Ärzte sehen die Daten, nachdem sie die Gesundheitskarte ihres Patienten in die EDV der Praxis eingelesen haben. Versicherte können auch selbst Daten in die Akte hochladen, zum Beispiel Impfungen und Patientenbriefe. Zudem können sie festlegen, wer außer ihnen die Daten einsehen darf. Den Zugriff können Versicherte sowohl zeitlich als auch inhaltlich begrenzen. Dies ist auch für einzelne Praxen, Krankenhäuser oder Apotheken möglich. Laut Kassenärztlicher Bundesvereinigung ist es zum Beispiel möglich, der Hausärztin unbegrenzten Zugriff zu gewähren, dem Radiologen aber nur einen Tag. Bestimmte Dokumente können verborgen oder dauerhaft gelöscht werden. Im Sommer ist eine Erweiterung des Datenstamms geplant. Dann dürfen Patienten auch nichtverschreibungspflichtige Arzneien oder Nahrungsergänzungsmittel in ihre Akte eintragen.

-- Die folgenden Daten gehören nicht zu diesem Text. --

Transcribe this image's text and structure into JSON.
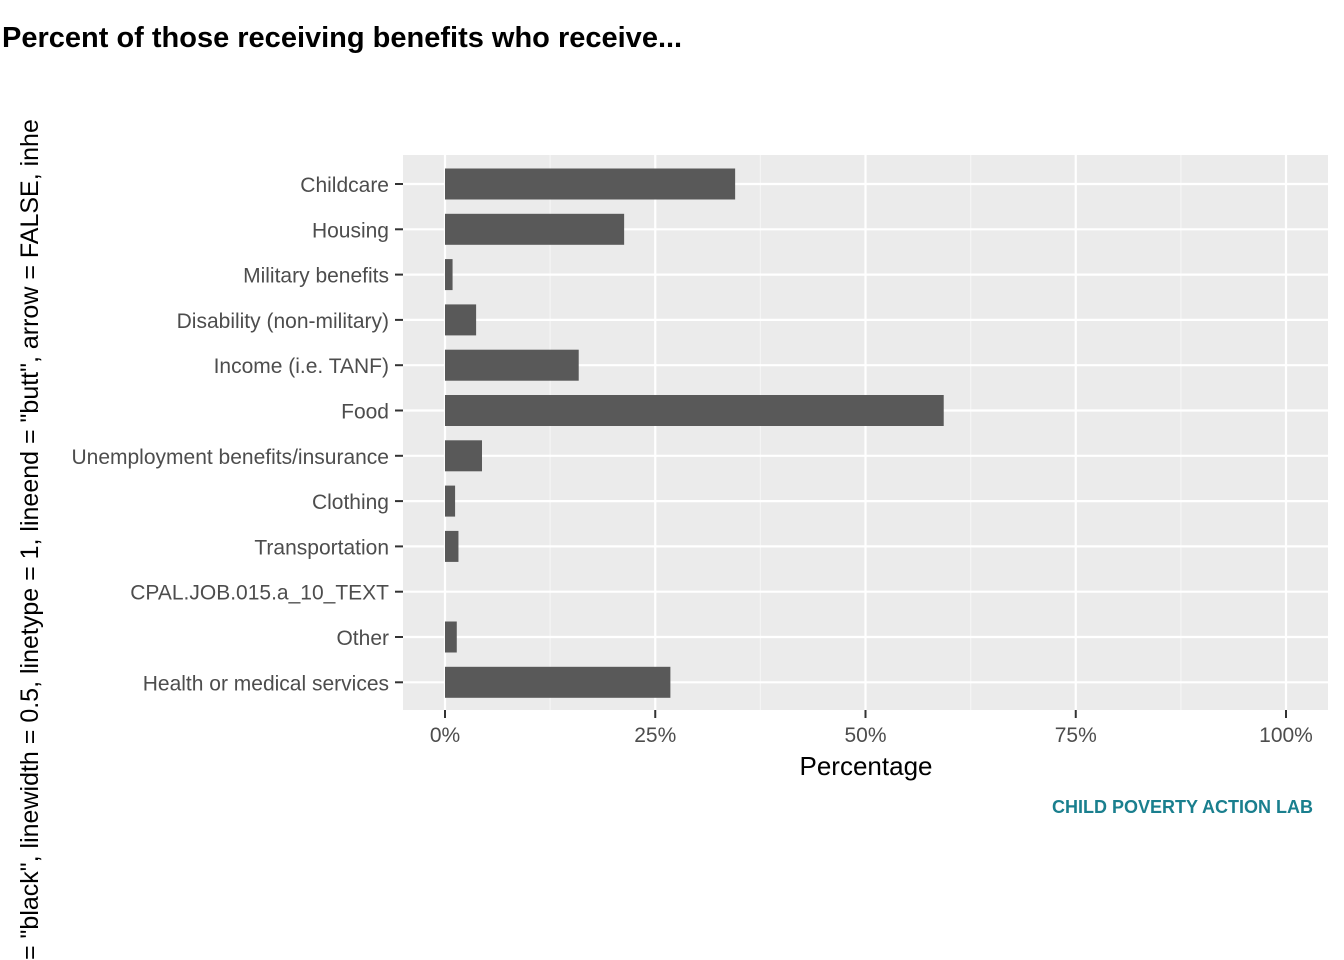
{
  "side_text": "= \"black\", linewidth = 0.5, linetype = 1, lineend = \"butt\", arrow = FALSE, inhe",
  "caption": "CHILD POVERTY ACTION LAB",
  "colors": {
    "panel": "#ebebeb",
    "grid_major": "#ffffff",
    "grid_minor": "#f5f5f5",
    "bar": "#595959",
    "caption": "#1a7f8e"
  },
  "chart_data": {
    "type": "bar",
    "orientation": "horizontal",
    "title": "Percent of those receiving benefits who receive...",
    "xlabel": "Percentage",
    "ylabel": "",
    "xlim": [
      0,
      100
    ],
    "x_ticks": [
      0,
      25,
      50,
      75,
      100
    ],
    "x_tick_labels": [
      "0%",
      "25%",
      "50%",
      "75%",
      "100%"
    ],
    "grid": true,
    "legend": "none",
    "categories": [
      "Childcare",
      "Housing",
      "Military benefits",
      "Disability (non-military)",
      "Income (i.e. TANF)",
      "Food",
      "Unemployment benefits/insurance",
      "Clothing",
      "Transportation",
      "CPAL.JOB.015.a_10_TEXT",
      "Other",
      "Health or medical services"
    ],
    "values": [
      34.5,
      21.3,
      0.9,
      3.7,
      15.9,
      59.3,
      4.4,
      1.2,
      1.6,
      0,
      1.4,
      26.8
    ]
  }
}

■ Was soll die ePA nutzen?
Künftig können Ärzte Behandlungen oder Medikationen sofort abrufen. Der Austausch von Daten in Papierform, zum Beispiel zwischen Krankenhäusern und Praxen, ist nicht mehr nötig. Ärzte kennen so die aktuellen Diagnosen und können, so versprechen es Krankenkassen, schneller und besser behandeln. „Sie können etwa Befunde in Ruhe durchgehen und beim nächsten Arzttermin gezielt Rückfragen stellen“, wirbt das Bundesgesundheitsministerium für die Nutzung, „dadurch sind Sie in Zukunft noch besser über Ihre Gesundheit informiert.“
■ Daten für die Forschung
Pharmafirmen profitieren auch, denn ein Ziel der Reform ist es, der Pharmaforschung in Deutschland durch die Bereitstellung von Patientendaten im großen Stil einen Schub zu geben. Allerdings werden die Daten dabei mit Pseudonymen versehen, können den Menschen also nicht mehr direkt zugeordnet werden. Der Patient ist anonymisiert. Lauterbach versichert, es sei „kein Missbrauch dieser Daten möglich“. Auch hier gilt: Nutzer der ePA können der Datenverwendung zu Forschungszwecken jederzeit widersprechen.
■ Privatversicherte
Private Krankenversicherungen fallen nicht unter die gesetzliche Verpflichtung, elektronische Patientenakten für ihre Kunden anzulegen. Sie können es aber anbieten und womöglich wird die Nachfrage danach auch groß sein. Nach Angaben des Branchenverbands haben dies erste Versicherungen bereits getan, weitere bereiten es vor.